|Subject: Lusa: Catholic bishops studying PM
Alkatiri's invitation for crisis talks
East Timor: Catholic bishops studying PM Alkatiri's invitation for crisis talks
Dili, April 22 (Lusa) - Prime Minister Mari Alkatiri, under pressure from unrelenting Catholic demonstrations, has written to East Timor's bishops proposing talks "as quickly as possible", a church official said Friday.
In his letter Thursday, Alkatiri thanked the two bishops for the restrained character of the street protests, now in their fourth day, and called for government-church talks at the highest level, Dili's vicar general, Father Apolinário Guterres, told Lusa.
Bishops Alberti Ricardo da Silva of Dili and Basílio do Nascimento of Baucau, he added, were studying the prime minister's invitation for talks and would respond "as soon as possible".

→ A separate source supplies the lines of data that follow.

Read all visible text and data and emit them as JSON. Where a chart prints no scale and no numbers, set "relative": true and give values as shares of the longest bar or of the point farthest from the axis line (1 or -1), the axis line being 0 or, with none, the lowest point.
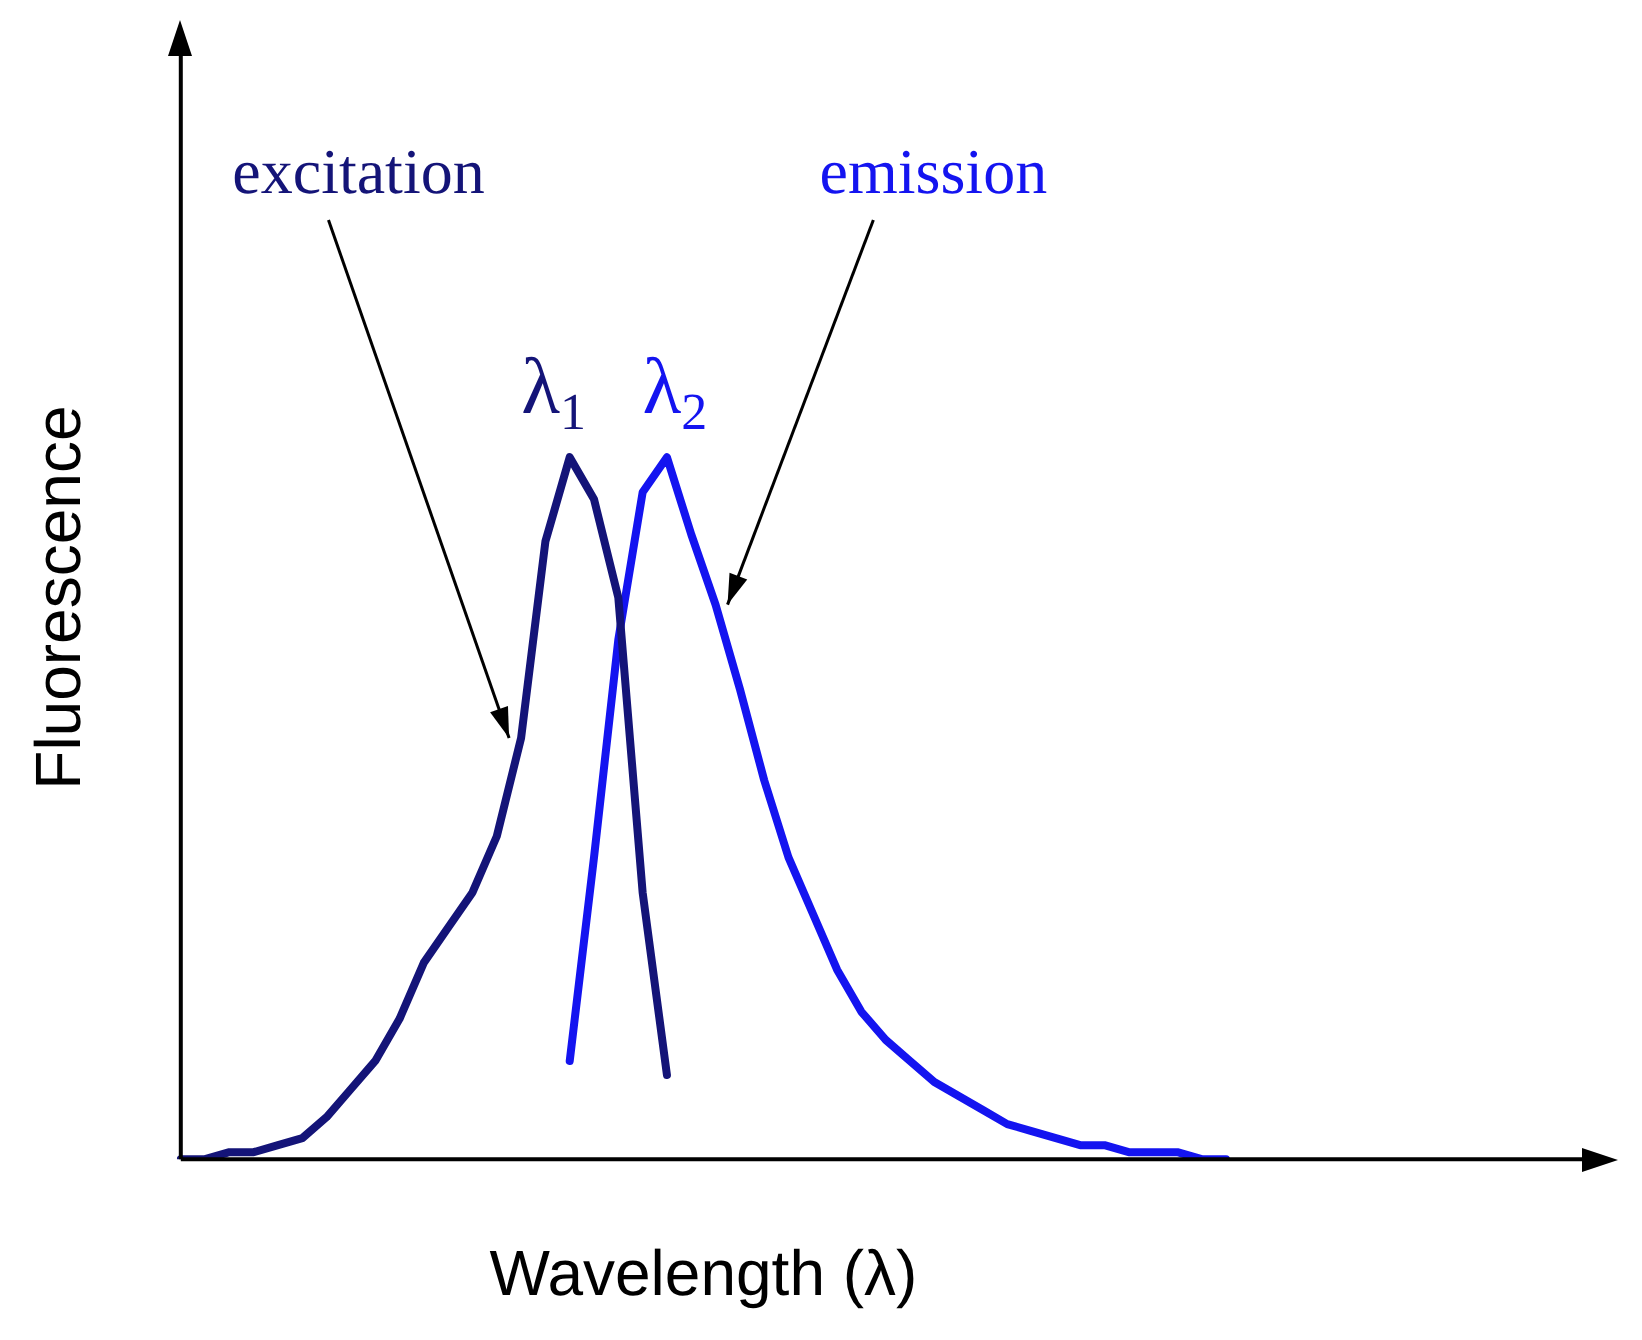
{
  "chart_data": {
    "type": "line",
    "relative": true,
    "xlabel": "Wavelength (λ)",
    "ylabel": "Fluorescence",
    "tick_labels": false,
    "grid": false,
    "marker": "none",
    "categories": [
      null,
      null,
      null,
      null,
      null,
      null,
      null,
      null,
      null,
      null,
      null,
      null,
      null,
      null,
      null,
      null,
      null,
      null,
      null,
      null,
      null,
      null,
      null,
      null,
      null,
      null,
      null,
      null,
      null,
      null,
      null,
      null,
      null,
      null,
      null,
      null,
      null,
      null,
      null,
      null,
      null,
      null,
      null,
      null
    ],
    "series": [
      {
        "name": "excitation",
        "color": "#141478",
        "values": [
          0,
          0,
          0.01,
          0.01,
          0.02,
          0.03,
          0.06,
          0.1,
          0.14,
          0.2,
          0.28,
          0.33,
          0.38,
          0.46,
          0.6,
          0.88,
          1,
          0.94,
          0.8,
          0.38,
          0.12,
          null,
          null,
          null,
          null,
          null,
          null,
          null,
          null,
          null,
          null,
          null,
          null,
          null,
          null,
          null,
          null,
          null,
          null,
          null,
          null,
          null,
          null,
          null
        ]
      },
      {
        "name": "emission",
        "color": "#1414f0",
        "values": [
          null,
          null,
          null,
          null,
          null,
          null,
          null,
          null,
          null,
          null,
          null,
          null,
          null,
          null,
          null,
          null,
          0.14,
          0.43,
          0.74,
          0.95,
          1,
          0.89,
          0.79,
          0.67,
          0.54,
          0.43,
          0.35,
          0.27,
          0.21,
          0.17,
          0.14,
          0.11,
          0.09,
          0.07,
          0.05,
          0.04,
          0.03,
          0.02,
          0.02,
          0.01,
          0.01,
          0.01,
          0,
          0
        ]
      }
    ],
    "annotations": [
      "λ$_{1}$",
      "λ$_{2}$"
    ]
  }
}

The continuous Dili demonstrations, which began Tuesday, were ostensibly launched to press the government into not implementing plans to demote religion classes in the predominantly Catholic country's public schools to the status of optional subjects.
But the protesters, armed with images of the Virgin Mary, rapidly broadened their demands to include denunciations of general government policy and calls for "dictator" Alkatiri to resign.

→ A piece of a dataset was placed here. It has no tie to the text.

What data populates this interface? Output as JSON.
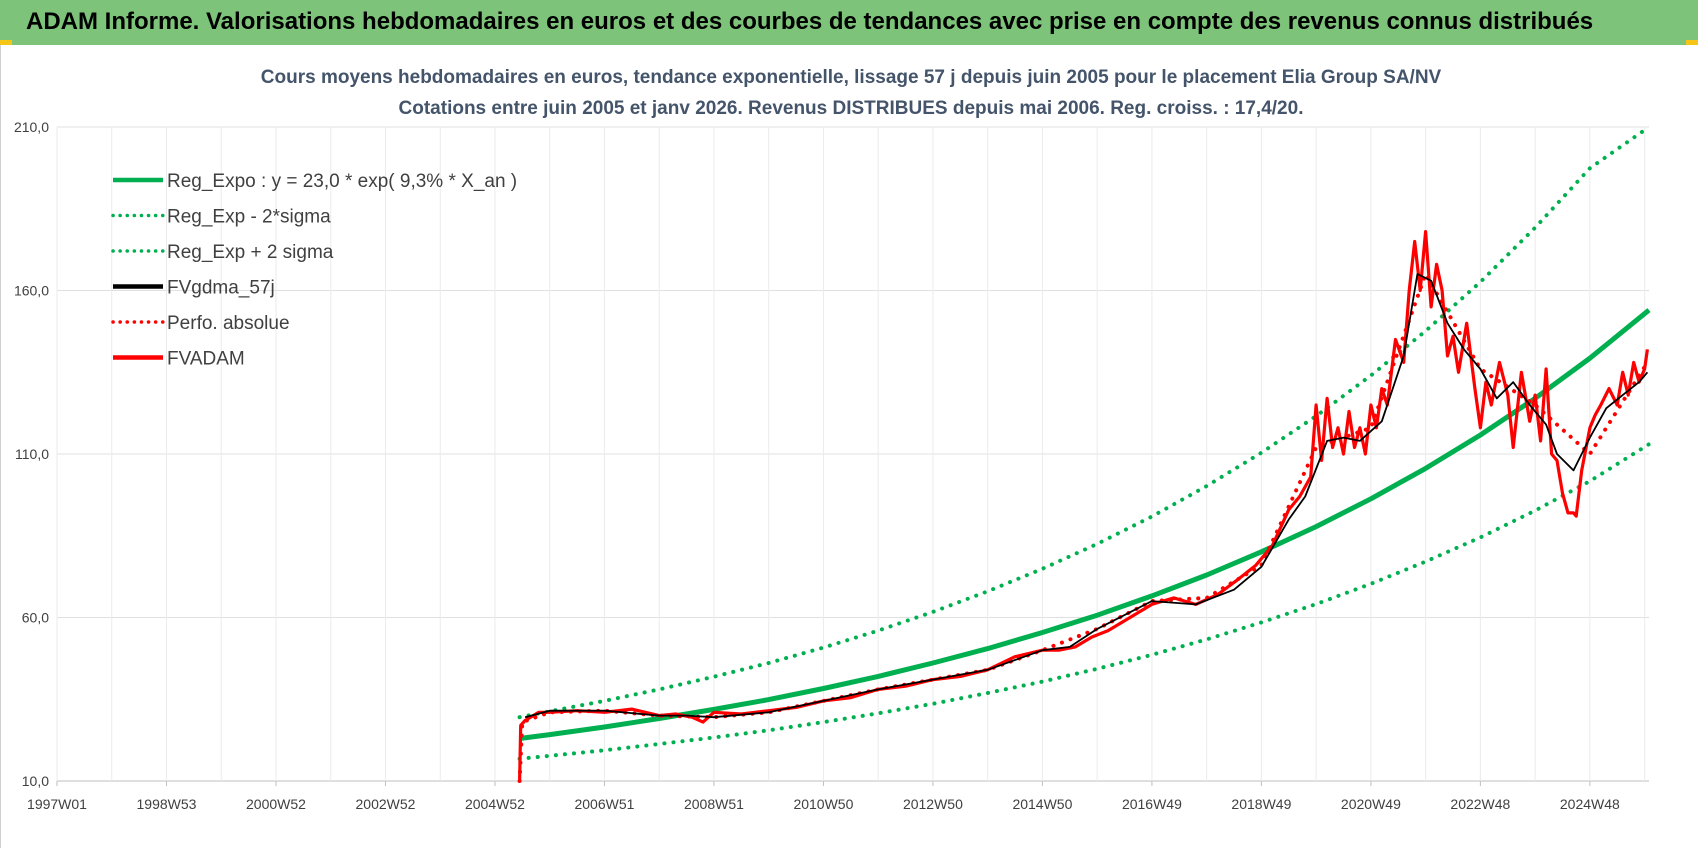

Questioned by Lusa on President Xanana Gusmão's criticism Thursday of the use of religious symbols to attain political goals, Rev. Guterres suggested the president was out of touch with his people.
"If the head of state has the right to say what he thinks, he also has the duty to listen to the people to know exactly what the reality is", the church spokesman said.
The priest confirmed that authorities had ceased trying to block the entry into the capital of new demonstrators, trucked to Dili from rural areas.
On Friday, some 2,000 protesters, gathered near the government's headquarters, saw members of the police cordon guarding the government building weep when nuns offered them flowers, inviting the officers to place them before the crowd's 10 statues of Our Lady.
Alkatiri and other members of government said early on that they would not negotiate under pressure from demonstrators and charged the church-organized protests were subversive acts aimed to topple the administration.